Wednesday, December 14, 2011

Et Tu, Brutus?

The Hartford Courant - Jeff Bagwell's home newspaper - has a columnist named Jeff Jacobs, who apparently is a voting member of the BBWAA and wonders if the chore is "worth the hassle."

About Our Boy Jeff Bagwell:
Based on numbers alone, Bagwell deserves to be in the Hall of Fame...

...We have seen tens of players like Bagwell blow up from a skinny 20 to a cartoon 35. We have seen tens of players like Bagwell break down physically in their late 30s. I will never vote for Rafael Palmeiro or Mark McGwire, not in 15 lifetimes, but I also don't want to be part of any witch hunt. I only want to play the percentages...

...I have wanted to wait a few years to see if anything surfaced. To watch ESPN, Yahoo!, New York Daily News, the Texas media — someone with the resources and vigor — put Bagwell in its headlights and see if he emerges clean. I have no intentions of making him wait forever. I will wait another year or two.


To recap:

*By the standards of baseball, Jeff Bagwell is a Hall of Famer.
*But Bagwell played with Rafael Palmeiro and Mark McGwire.
*So this writer will wait until someone with enough time, money, and desire decides to put Bagwell on trial for PED use (something of which Bagwell was never officially linked).
*If no one does so, and soon, he'll just go ahead and vote for him.

This has to be one of the laziest arguments I've ever heard in not voting for a player. "By the numbers," Bagwell is a Hall of Famer. By the character clause, too, actually, Jeff Bagwell is a Hall of Famer, because he has never been linked to the use of PEDs.
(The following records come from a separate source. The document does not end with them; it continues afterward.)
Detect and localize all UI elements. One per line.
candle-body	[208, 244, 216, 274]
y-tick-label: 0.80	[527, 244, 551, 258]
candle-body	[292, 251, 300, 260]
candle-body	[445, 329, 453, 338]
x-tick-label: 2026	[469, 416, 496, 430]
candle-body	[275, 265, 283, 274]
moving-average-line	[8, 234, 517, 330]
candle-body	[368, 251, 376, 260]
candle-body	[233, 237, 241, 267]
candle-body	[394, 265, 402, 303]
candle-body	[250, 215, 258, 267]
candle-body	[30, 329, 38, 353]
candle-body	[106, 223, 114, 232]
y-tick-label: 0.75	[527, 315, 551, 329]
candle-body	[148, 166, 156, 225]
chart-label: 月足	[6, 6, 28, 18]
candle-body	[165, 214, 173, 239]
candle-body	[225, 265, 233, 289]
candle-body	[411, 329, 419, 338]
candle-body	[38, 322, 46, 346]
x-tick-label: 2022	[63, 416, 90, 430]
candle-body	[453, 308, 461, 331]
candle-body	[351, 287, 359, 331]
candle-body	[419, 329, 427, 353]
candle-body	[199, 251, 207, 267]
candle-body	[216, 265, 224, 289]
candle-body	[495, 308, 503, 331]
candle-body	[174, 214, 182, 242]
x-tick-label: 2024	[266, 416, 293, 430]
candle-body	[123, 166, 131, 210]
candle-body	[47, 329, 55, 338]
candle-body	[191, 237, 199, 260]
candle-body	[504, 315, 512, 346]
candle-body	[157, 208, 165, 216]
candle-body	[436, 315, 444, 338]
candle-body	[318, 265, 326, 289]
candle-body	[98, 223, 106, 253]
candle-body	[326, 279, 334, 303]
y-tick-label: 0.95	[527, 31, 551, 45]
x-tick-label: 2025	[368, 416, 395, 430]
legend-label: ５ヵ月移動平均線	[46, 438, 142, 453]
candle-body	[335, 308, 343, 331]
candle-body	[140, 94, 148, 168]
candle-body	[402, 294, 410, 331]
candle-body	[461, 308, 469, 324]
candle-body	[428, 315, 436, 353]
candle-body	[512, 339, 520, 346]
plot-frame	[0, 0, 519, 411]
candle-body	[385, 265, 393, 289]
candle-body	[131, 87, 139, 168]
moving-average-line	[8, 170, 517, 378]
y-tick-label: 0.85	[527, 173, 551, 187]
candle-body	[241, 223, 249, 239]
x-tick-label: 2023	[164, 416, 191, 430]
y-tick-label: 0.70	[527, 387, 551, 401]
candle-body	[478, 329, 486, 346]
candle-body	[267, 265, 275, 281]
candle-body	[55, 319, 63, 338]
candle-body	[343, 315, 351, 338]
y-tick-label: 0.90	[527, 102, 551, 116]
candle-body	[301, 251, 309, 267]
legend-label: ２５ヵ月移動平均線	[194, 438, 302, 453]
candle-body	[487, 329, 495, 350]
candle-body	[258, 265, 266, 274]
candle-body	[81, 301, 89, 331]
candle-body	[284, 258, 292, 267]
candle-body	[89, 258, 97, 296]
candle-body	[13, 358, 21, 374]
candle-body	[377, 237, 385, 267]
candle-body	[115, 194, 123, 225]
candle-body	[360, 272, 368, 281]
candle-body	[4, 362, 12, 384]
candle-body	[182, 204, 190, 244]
There have been whispers, even flat-out, undeveloped accusations, about Bagwell. But a whisper isn't admissible in a court of law. Which is exactly what the Hall of Fame is not.

Jonah Keri sums it up:
We believe ourselves to be experts, able to pinpoint when a player supposedly started using, exactly how much benefit he gained, and how we should thus evaluate his numbers. With players like Jeff Bagwell, the pseudo-analysis goes a step further, with hordes of writers declining to vote Bagwell into the Hall of Fame because he had big muscles, and some other players of his era were caught using, so … well … you know.

Jeff Jacobs is a prime example of why this Michael Rosenberg column is spot on:
It was probably always wrong for the media to determine the news with its award votes, but now it is ridiculous. We're not just creating news; we're creating controversies. Why should we be the judge and jury for every ballplayer? It is one thing for columnists (like me) to express opinions about what Braun did, did not do, or should have done. It's quite another for us to officially validate or void a player's achievements.

The purpose of becoming a sportswriter or columnist is to have an opinion. What Jacobs has done is to shy away from that role, let others do the work, and then pass judgment on other journalists' - the ones with "resources and vigor" - work.